According to the latest studies by bodies such as the Palestinian Water Authority, the WHO and the NGO Ecopeace, just under 97 per cent of Gazan water is undrinkable, while Gaza’s only natural source of water – the aquifer – is so over-pumped that it is on the cusp of collapse.

Gaza has recently built three small desalination plants, but these are insufficient to provide clean water for the enclave. It is building bigger plants, but the projects are delayed amid shortages of power and spare parts permitted to enter Gaza, as well as the funds needed to complete the projects and then pay for it to operate.

A researcher for the Palestinian Water Authority stated that even if Gaza can produce more clean water, its pipe systems and storage tanks are so riddled with disease that people will still get dirty water.

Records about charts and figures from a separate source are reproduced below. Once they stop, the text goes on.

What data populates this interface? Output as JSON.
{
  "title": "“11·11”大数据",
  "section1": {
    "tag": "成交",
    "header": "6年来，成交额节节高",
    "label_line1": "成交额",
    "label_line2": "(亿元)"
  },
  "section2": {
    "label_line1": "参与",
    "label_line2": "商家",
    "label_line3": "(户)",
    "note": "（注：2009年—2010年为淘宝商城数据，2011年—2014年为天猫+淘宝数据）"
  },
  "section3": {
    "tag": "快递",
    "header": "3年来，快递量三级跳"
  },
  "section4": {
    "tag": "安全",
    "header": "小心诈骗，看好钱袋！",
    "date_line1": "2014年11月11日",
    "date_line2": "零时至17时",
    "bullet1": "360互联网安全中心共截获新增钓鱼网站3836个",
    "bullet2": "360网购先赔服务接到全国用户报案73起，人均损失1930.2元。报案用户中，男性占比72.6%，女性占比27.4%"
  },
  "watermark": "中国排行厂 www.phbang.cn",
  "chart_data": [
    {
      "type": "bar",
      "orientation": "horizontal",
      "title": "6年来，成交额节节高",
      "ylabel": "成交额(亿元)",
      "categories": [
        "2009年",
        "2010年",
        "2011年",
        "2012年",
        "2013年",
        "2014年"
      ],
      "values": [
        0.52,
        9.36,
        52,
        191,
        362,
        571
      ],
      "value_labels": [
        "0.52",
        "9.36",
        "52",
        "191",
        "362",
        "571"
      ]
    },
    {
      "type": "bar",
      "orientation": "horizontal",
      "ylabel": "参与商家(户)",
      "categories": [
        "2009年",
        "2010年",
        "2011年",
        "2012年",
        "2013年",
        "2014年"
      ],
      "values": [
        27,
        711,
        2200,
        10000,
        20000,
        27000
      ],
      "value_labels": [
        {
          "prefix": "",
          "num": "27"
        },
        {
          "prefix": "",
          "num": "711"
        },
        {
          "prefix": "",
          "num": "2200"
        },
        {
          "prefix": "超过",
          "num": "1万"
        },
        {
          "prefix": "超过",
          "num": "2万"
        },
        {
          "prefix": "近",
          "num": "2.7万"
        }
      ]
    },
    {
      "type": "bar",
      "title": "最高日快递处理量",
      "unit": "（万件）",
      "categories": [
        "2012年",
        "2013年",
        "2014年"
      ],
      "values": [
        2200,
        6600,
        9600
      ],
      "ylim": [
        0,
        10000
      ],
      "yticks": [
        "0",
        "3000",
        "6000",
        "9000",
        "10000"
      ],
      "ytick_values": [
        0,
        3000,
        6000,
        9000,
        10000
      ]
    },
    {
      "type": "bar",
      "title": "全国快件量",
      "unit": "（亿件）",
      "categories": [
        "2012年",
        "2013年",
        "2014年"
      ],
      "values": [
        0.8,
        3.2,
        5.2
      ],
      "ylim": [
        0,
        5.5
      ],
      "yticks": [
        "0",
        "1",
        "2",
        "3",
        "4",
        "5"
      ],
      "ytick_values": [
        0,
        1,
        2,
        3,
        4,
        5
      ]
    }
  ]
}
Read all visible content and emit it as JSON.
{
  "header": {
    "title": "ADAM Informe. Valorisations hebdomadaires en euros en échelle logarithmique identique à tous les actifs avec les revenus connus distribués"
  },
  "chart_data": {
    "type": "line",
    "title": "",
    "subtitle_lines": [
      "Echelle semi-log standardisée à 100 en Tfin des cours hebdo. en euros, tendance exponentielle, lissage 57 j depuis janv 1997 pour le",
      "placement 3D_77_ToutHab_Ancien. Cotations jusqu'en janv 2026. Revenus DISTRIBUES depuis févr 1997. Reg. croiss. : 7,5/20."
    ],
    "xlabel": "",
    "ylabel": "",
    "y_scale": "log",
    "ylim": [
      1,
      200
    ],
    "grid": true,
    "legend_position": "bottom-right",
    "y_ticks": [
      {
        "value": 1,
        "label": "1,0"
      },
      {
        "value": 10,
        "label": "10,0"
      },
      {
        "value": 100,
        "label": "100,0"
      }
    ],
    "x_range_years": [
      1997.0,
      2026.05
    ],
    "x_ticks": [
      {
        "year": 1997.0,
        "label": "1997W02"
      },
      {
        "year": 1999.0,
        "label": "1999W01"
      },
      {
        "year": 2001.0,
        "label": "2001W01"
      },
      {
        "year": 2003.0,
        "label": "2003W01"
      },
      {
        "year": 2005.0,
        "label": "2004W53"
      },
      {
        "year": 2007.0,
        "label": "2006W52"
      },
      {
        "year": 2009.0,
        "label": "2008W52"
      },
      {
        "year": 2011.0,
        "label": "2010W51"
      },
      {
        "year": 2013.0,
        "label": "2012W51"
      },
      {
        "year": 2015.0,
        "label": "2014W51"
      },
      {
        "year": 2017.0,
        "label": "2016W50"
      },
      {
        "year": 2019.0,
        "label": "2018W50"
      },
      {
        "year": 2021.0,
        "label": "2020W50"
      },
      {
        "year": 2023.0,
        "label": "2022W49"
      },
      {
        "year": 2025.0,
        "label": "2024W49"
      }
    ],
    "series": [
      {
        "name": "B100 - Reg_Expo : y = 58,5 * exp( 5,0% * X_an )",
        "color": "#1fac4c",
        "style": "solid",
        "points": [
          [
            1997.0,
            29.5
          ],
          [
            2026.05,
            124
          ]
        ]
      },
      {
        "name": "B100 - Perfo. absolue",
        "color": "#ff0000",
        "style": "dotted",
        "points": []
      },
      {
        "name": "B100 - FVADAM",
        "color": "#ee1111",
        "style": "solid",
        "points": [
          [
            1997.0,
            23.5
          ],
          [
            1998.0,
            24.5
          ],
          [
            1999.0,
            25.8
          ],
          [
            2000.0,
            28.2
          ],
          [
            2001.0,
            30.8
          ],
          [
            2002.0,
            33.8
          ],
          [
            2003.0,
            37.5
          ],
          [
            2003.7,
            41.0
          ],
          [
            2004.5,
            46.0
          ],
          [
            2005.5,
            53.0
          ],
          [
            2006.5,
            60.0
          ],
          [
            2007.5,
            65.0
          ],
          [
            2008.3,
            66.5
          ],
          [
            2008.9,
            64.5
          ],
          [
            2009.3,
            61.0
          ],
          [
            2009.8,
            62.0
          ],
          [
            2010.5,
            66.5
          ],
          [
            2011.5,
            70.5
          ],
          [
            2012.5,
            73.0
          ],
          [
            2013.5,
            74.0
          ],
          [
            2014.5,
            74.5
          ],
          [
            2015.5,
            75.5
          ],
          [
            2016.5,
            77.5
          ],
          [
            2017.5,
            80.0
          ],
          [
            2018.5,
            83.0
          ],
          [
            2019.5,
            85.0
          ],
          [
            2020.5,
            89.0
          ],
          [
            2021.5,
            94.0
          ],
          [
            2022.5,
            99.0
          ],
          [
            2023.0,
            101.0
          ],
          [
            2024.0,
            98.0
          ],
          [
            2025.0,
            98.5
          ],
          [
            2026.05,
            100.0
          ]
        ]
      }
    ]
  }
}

There have been small improvements in the past year, such as to the strip’s notoriously intermittent electricity connection. Yet huge problems remain: Gaza’s sewage plants, for example, still do not function properly, leaving half the strip’s beaches so polluted that they are unfit for use. Youth unemployment has soared to 70 per cent, while a sorely under-investigated mental health crisis continues.

Miraculously, the strip staggers on, propped up by aid agencies; WHO officials have told me that the only thing stopping an epidemic in Gaza is down to it being one of the most vaccinated places on earth. Just a few cases of cholera, for example, and Gazans would fall like dominos.

Gazans’ astonishing resilience to these appalling conditions should not be confused with proof of liveability. This situation is not sustainable – a solution must be found.